In an analysis of 10 high-income nations with varying levels of public investment in long-term care, cited by The Atlantic, the pattern held across the board. More government spending on professional care does not eliminate the family caregiving load. It reduces it at the margins.
The Classroom Tells the Story
Boston University sociologist Deborah Carr told The Atlantic that her undergraduate students consistently arrive with what she calls a "Grandpa Simpson" view of American aging. The image of elderly people warehoused in nursing homes, largely forgotten by their families. Carr's corrective is blunt: the share of older Americans actually living in nursing homes is "very, very small." Even those who are in residential care typically have family members heavily involved in their day-to-day lives.
This gap between perception and reality matters. People plan based on what they believe. If you believe your retirement savings and Medicare will let you age without burdening your kids, you may never have an honest conversation with your kids about what's coming.
The Fiscal Argument for Facing This Honestly
There's a real debate about how much government should expand its role in elder care. Advocates on the left argue the U.S. underfunds long-term care relative to peer nations and that expanding Medicaid or creating new public insurance programs would reduce family burden. That argument deserves a serious hearing. The Dutch example shows large public investment does take some load off families. It just doesn't eliminate the informal-care dependency that advocates often promise it will.
The strongest counterargument from a fiscal-responsibility standpoint: the U.S. already spends more than $1 trillion annually on Medicare and Medicaid combined, and both programs face long-term insolvency without structural reform. Promising that a bigger Dutch-style public system would replace family caregiving isn't just fiscally aggressive. It's factually unsupported by the Dutch data itself.
Government can be a useful floor. It has not been, anywhere, a replacement for kin.
What This Means in Practice
The informal caregiving economy is massive and almost entirely uncounted in standard economic measures. Spouses, adult daughters, and adult sons are performing skilled daily care with no paycheck, no benefits, and no formal training. Often while holding jobs.
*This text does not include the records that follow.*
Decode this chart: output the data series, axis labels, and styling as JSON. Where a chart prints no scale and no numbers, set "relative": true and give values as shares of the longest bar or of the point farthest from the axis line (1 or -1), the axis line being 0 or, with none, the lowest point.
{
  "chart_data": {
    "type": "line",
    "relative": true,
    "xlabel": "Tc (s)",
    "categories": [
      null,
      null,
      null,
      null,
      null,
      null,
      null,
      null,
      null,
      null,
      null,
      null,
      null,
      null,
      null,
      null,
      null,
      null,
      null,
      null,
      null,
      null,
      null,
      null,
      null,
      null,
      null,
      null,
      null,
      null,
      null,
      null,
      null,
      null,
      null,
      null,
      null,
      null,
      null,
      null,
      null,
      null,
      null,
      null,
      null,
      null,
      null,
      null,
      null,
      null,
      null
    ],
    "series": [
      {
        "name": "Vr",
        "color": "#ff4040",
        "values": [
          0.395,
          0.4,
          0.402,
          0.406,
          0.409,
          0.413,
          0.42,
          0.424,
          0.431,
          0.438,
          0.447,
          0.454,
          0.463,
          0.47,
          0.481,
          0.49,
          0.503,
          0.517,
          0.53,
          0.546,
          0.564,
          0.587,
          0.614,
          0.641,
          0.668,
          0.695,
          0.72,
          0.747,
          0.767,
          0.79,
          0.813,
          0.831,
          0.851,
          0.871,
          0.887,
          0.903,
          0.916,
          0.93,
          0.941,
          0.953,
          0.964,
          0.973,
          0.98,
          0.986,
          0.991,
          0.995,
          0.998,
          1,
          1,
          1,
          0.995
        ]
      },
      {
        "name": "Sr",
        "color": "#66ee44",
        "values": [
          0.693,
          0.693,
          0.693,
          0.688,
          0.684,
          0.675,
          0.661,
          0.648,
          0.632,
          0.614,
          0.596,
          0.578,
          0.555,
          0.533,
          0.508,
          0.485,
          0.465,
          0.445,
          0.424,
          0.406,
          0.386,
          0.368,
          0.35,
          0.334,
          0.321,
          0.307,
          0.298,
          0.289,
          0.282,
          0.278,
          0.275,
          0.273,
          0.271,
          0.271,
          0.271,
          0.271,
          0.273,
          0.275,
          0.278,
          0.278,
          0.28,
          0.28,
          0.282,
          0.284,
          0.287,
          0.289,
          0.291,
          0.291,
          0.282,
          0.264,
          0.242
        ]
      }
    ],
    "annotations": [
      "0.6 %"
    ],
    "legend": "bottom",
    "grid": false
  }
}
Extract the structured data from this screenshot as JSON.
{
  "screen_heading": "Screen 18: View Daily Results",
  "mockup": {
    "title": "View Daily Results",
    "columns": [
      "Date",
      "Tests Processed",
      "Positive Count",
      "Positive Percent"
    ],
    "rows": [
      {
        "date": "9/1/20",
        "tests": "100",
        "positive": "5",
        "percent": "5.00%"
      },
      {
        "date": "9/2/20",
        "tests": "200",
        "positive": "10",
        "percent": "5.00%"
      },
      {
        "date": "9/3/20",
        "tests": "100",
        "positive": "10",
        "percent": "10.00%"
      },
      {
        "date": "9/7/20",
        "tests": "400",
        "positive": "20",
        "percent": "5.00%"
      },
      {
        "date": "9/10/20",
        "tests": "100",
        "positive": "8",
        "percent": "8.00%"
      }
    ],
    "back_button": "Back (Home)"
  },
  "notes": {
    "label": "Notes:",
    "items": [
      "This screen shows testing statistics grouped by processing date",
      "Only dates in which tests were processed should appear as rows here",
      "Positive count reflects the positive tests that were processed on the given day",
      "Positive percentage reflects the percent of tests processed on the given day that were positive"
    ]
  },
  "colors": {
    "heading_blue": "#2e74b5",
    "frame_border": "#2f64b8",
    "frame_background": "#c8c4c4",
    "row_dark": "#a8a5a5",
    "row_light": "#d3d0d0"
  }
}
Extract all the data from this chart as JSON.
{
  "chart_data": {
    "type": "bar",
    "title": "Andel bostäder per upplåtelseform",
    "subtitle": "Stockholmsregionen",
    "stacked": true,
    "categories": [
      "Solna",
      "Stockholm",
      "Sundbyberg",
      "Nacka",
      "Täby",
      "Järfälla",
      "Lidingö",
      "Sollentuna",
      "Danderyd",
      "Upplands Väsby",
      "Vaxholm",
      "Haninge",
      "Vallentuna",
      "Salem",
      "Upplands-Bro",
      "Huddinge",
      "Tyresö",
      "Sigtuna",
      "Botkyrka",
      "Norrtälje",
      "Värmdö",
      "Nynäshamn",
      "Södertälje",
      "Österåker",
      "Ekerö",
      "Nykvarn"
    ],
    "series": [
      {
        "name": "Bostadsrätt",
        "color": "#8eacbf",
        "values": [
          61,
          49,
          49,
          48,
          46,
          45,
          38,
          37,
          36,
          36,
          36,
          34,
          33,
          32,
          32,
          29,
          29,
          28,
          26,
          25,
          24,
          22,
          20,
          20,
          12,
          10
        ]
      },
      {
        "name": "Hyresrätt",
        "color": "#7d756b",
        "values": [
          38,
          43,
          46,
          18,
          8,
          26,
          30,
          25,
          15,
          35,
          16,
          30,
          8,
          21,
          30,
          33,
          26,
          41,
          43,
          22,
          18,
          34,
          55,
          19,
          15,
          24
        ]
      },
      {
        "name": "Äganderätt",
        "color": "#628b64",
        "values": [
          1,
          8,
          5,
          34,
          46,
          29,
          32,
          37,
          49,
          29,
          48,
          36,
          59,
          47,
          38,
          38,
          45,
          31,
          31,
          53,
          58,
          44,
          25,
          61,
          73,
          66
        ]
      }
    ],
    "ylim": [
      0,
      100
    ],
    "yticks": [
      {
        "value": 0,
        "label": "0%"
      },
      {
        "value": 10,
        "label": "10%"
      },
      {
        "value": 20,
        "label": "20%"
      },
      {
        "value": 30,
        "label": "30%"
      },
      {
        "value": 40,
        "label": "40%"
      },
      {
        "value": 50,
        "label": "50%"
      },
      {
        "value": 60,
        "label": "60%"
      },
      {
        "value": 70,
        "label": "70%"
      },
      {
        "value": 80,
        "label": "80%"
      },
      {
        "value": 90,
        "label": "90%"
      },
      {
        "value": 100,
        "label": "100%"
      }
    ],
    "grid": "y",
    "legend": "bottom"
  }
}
The Atlantic piece focuses on the denial factor: Americans across income levels assume they've insulated themselves from this reality if they've saved enough money or live in a state with decent Medicaid coverage. The data says that assumption is false.
The honest policy question the Dutch data raises, and that the current U.S. debate rarely confronts, is this: if even the world's most generous public system leaves nearly half of elderly people partially dependent on family caregivers, what is the realistic ceiling for formal care substitution? Researchers haven't settled that question. The question deserves settling before designing the next major expansion of public long-term-care spending.